Thu, Mar 02 5:30 PM - 6:30 PM

Address (map)

1130 State Street

Venue (website)

S.B. Museum of Art

Art Matters Lecture with Darcy Grimaldo Grigsby Darcy Grimaldo Grigsby, Richard, and Rhoda Goldman Distinguished Professor in the Arts and Humanities, UC Berkeley

In 1836 Ingres ordered an artistic encounter between two Creoles who had both been born in Saint-Domingue, renamed Haiti. From Rome, the fifty-six-year-old painter exerted his power over an “homme de couleur” and a black man by orchestrating a confrontation that left both men in ignorance of its ultimate purpose.
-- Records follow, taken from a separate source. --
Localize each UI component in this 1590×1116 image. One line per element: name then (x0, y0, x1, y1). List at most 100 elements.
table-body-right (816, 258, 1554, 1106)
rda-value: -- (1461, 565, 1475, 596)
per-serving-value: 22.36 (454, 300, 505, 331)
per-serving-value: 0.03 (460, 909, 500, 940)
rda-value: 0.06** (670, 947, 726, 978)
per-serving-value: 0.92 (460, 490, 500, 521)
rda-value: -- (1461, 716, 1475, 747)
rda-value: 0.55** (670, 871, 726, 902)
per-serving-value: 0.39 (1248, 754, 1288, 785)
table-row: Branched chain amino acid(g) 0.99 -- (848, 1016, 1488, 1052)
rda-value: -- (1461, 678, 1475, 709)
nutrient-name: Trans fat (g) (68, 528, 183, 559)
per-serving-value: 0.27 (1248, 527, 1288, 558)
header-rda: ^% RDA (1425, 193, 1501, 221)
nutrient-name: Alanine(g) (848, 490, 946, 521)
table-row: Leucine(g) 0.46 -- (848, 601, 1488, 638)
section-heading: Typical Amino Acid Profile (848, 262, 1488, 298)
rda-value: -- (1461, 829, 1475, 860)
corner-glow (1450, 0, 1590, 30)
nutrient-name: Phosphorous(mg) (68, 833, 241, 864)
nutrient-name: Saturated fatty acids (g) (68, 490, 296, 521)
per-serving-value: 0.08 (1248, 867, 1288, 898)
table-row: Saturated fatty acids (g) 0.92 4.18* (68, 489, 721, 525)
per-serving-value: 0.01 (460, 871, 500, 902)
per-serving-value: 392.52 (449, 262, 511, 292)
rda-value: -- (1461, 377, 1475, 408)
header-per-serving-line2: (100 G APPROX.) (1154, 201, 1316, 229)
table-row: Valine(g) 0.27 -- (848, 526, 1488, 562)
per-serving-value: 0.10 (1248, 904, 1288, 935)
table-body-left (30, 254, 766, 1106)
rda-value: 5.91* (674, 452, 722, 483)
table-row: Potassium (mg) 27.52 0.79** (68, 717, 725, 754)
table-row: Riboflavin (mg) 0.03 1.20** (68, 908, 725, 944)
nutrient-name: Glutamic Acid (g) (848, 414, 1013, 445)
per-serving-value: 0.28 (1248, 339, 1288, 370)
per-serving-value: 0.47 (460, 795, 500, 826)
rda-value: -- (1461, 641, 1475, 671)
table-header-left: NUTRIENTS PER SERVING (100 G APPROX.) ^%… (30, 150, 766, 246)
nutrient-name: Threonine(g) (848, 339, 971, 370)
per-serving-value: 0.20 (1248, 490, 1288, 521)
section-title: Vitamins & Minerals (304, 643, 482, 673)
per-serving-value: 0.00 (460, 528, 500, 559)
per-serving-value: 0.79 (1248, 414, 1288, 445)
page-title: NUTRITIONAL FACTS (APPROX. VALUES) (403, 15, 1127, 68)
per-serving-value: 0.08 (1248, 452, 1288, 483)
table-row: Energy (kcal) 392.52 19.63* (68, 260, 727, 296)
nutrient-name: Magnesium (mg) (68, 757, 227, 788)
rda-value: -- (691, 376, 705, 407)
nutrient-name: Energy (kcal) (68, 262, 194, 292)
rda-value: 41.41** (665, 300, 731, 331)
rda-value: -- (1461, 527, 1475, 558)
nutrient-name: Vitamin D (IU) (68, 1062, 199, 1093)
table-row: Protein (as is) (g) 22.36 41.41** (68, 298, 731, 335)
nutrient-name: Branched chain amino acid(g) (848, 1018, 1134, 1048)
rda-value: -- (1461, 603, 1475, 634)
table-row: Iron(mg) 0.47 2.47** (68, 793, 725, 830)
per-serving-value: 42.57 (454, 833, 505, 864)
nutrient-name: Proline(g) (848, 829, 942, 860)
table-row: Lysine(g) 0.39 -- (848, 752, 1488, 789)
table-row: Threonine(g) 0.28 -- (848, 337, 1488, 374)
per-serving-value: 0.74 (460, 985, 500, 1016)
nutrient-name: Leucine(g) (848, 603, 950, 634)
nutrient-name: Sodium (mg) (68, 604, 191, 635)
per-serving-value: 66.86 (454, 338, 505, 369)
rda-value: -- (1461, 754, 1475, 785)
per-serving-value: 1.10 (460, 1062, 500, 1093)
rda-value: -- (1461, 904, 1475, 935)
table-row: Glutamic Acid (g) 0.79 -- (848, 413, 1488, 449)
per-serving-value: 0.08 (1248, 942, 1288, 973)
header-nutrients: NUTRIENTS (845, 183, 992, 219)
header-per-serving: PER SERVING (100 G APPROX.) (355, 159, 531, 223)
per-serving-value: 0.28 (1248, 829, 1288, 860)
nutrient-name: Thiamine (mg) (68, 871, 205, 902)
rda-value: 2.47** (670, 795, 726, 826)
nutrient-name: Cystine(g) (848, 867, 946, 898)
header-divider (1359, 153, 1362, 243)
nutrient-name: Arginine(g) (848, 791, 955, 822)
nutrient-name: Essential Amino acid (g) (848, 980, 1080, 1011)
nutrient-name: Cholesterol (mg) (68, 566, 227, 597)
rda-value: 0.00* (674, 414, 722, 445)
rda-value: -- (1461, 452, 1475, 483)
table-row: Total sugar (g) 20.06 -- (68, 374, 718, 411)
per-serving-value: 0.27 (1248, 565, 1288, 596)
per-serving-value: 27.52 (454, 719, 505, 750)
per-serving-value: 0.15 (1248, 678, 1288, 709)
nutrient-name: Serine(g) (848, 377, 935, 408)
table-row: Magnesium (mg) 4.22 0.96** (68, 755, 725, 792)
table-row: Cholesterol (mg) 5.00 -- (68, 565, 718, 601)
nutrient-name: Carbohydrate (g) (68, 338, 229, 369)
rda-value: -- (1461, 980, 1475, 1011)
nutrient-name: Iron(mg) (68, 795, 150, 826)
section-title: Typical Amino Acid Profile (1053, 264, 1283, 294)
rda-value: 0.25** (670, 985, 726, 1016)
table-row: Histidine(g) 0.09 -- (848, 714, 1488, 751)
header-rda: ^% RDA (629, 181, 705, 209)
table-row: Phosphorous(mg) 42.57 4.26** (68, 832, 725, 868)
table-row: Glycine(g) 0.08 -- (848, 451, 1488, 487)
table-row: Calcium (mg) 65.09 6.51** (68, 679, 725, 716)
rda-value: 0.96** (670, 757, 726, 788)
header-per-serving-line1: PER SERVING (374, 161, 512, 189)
Ingres’s sixteen-year-old student Théodore Chassériau, was being told secretly to paint the celebrated black model Joseph, famously placed at the apex of Géricault’s Raft of the Medusa: “See to it that [Chassériau] keeps this absolutely the greatest secret. He should bar the idle from his studio at this time.” While refusing to share his intentions with either man, Ingres confided to a friend that the subject was “Christ Chasing the Devil from the Mountain. As for the pupil, he does not need to know this.” Locked behind closed doors and left in the dark as to Ingres’s plans, two Creoles – painter and model – confronted one another; this lecture considers their meeting in light of France’s history of slavery.